Now am I saying you should totally be living of creme eggs, well that would be the good life however the avocado has a lot essential fats that we need and it aids with our micros, so it does need to be part of our diet, with moderation of course. IIFYM type of lifestyle if about moderating things and being able to fit them into your lifestyle and diet. It gives you the freedom to eat a slice of pizza ( or half a pizza ) and still be able to loose weight.
Now then onto how to actually do this and work it out and apply it. First things first we need to find out your BMR ( basal metabolic rate) Essentially with your current lifestyle what is the amount of calories your body requires to maintain your weight. The more active you are the more calories you get. There are a few ways and apps such as Myfitnesspal or online calculators found here . Entering some basic data about yourself will give you a number, lets say you have an allowance of 2000 calories for the day.
2000 calories will then be split into 3 macros and their appropriate percentages i.e. protein 35, carbs 45 and fats 20. This being an example split as the way you split up those macros will vary on individuals and their needs. Some people like to have more fat in their diets while others don’t need to much.

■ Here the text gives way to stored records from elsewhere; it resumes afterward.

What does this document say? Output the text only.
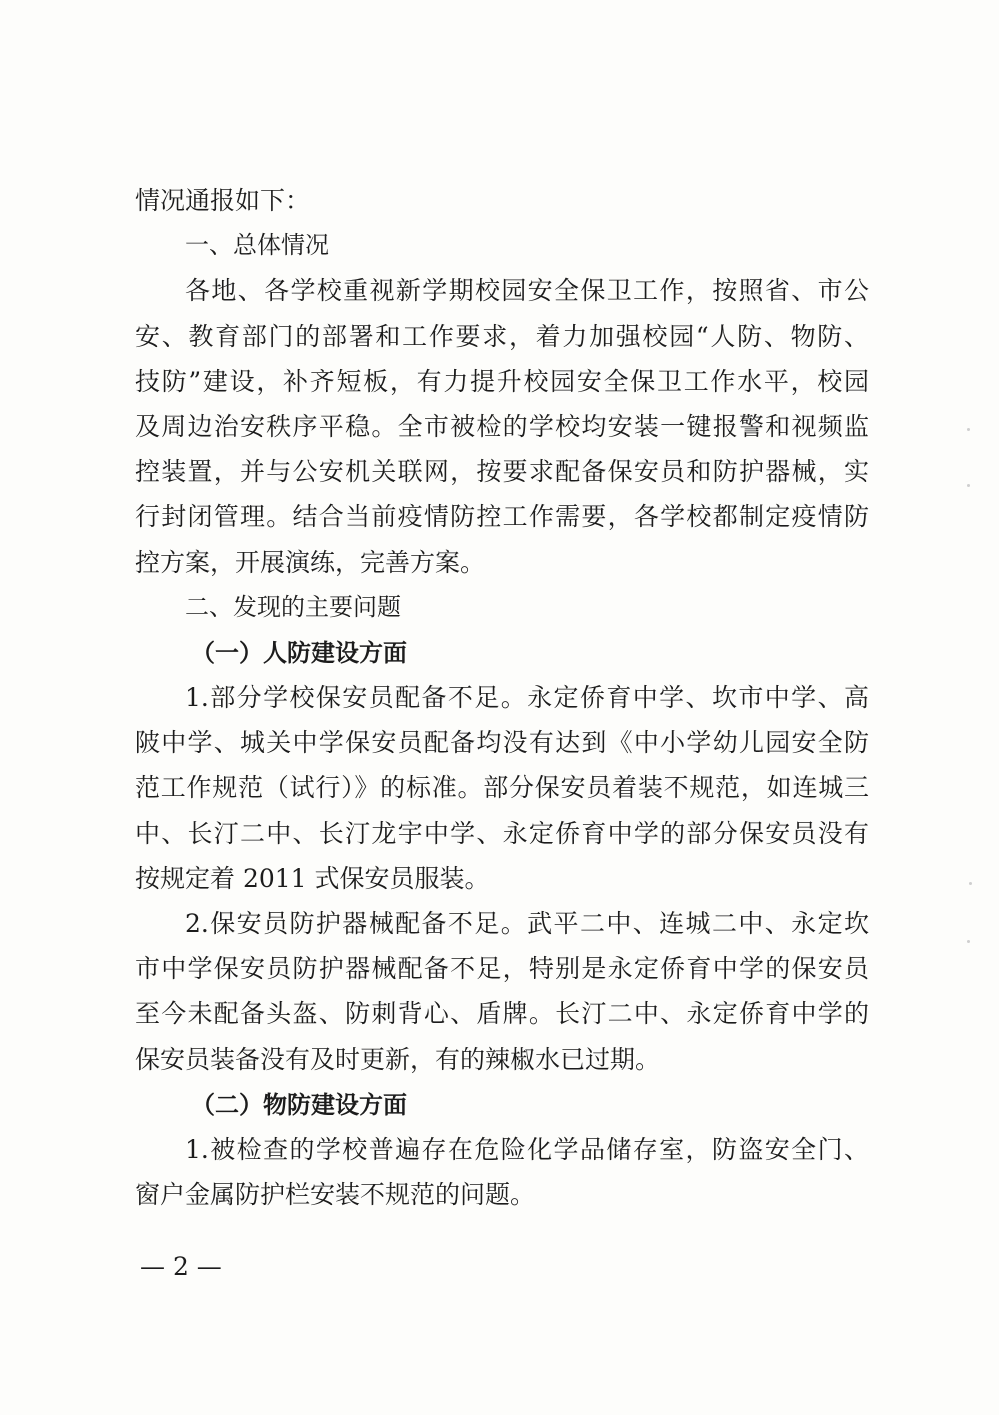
情况通报如下：
一、总体情况
各地、各学校重视新学期校园安全保卫工作，按照省、市公
安、教育部门的部署和工作要求，着力加强校园“人防、物防、
技防”建设，补齐短板，有力提升校园安全保卫工作水平，校园
及周边治安秩序平稳。全市被检的学校均安装一键报警和视频监
控装置，并与公安机关联网，按要求配备保安员和防护器械，实
行封闭管理。结合当前疫情防控工作需要，各学校都制定疫情防
控方案，开展演练，完善方案。
二、发现的主要问题
（一）人防建设方面
1.部分学校保安员配备不足。永定侨育中学、坎市中学、高
陂中学、城关中学保安员配备均没有达到《中小学幼儿园安全防
范工作规范（试行）》的标准。部分保安员着装不规范，如连城三
中、长汀二中、长汀龙宇中学、永定侨育中学的部分保安员没有
按规定着 2011 式保安员服装。
2.保安员防护器械配备不足。武平二中、连城二中、永定坎
市中学保安员防护器械配备不足，特别是永定侨育中学的保安员
至今未配备头盔、防刺背心、盾牌。长汀二中、永定侨育中学的
保安员装备没有及时更新，有的辣椒水已过期。
（二）物防建设方面
1.被检查的学校普遍存在危险化学品储存室，防盗安全门、
窗户金属防护栏安装不规范的问题。
— 2 —
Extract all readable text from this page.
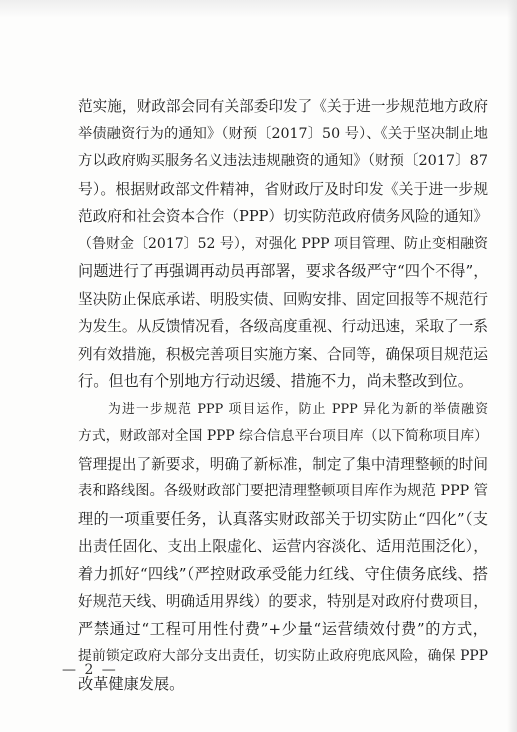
范实施，财政部会同有关部委印发了《关于进一步规范地方政府
举债融资行为的通知》（财预〔2017〕50 号）、《关于坚决制止地
方以政府购买服务名义违法违规融资的通知》（财预〔2017〕87
号）。根据财政部文件精神，省财政厅及时印发《关于进一步规
范政府和社会资本合作（PPP）切实防范政府债务风险的通知》
（鲁财金〔2017〕52 号），对强化 PPP 项目管理、防止变相融资
问题进行了再强调再动员再部署，要求各级严守“四个不得”，
坚决防止保底承诺、明股实债、回购安排、固定回报等不规范行
为发生。从反馈情况看，各级高度重视、行动迅速，采取了一系
列有效措施，积极完善项目实施方案、合同等，确保项目规范运
行。但也有个别地方行动迟缓、措施不力，尚未整改到位。
为进一步规范 PPP 项目运作，防止 PPP 异化为新的举债融资
方式，财政部对全国 PPP 综合信息平台项目库（以下简称项目库）
管理提出了新要求，明确了新标准，制定了集中清理整顿的时间
表和路线图。各级财政部门要把清理整顿项目库作为规范 PPP 管
理的一项重要任务，认真落实财政部关于切实防止“四化”（支
出责任固化、支出上限虚化、运营内容淡化、适用范围泛化），
着力抓好“四线”（严控财政承受能力红线、守住债务底线、搭
好规范天线、明确适用界线）的要求，特别是对政府付费项目，
严禁通过“工程可用性付费”+少量“运营绩效付费”的方式，
提前锁定政府大部分支出责任，切实防止政府兜底风险，确保 PPP
改革健康发展。
— 2 —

Now with this allowance you can plan your day of eating a head and pretty much as long a those foods fit your numbers by the end of the day you will be on track to your selected goal. So potentially you could go and eat a whole dominoes pizza one pizza being 800 calories, which takes a huge chunk out of your total amount as well as that it will not keep your full for long. How ever if you were to split the 800 into 2 400 calorie meals which were made up of rough example recipes found here and here, you not only did you fit 2 smaller meals in but they automatically made you feel fuller as they were more frequent. Again this type of dieting and lifestyle is all about flexibility where by you have to plan things ahead with meals and have control, its about fitting your lifestyle.
Another example to fit alcohol or late night junk food after a night out. I don’t expect you to be 100% on point with tracking, I mean if you are then awesome good job but most of use want freedom and don’t want to feel like these calories are controlling our lifestyle. What I would recommend for that is to set a site an good part of your daily calories aside for the night out, in my 2000 daily calories I would consume roughly 600 by dinner time so if I was to go out by 8 pm I’d have 1200 calories left to play with so that way even tho I am enjoying my night and chances are ill go over that 1200 allowance but the extra calories won’t have been as big of a difference if I had not left that much of an allowance. Its planning ahead thats what makes dieting and weight loss or weight gain easier.
I hope this shed some light into the lifestyle of macro nutrients and calories and gave you some understanding of things.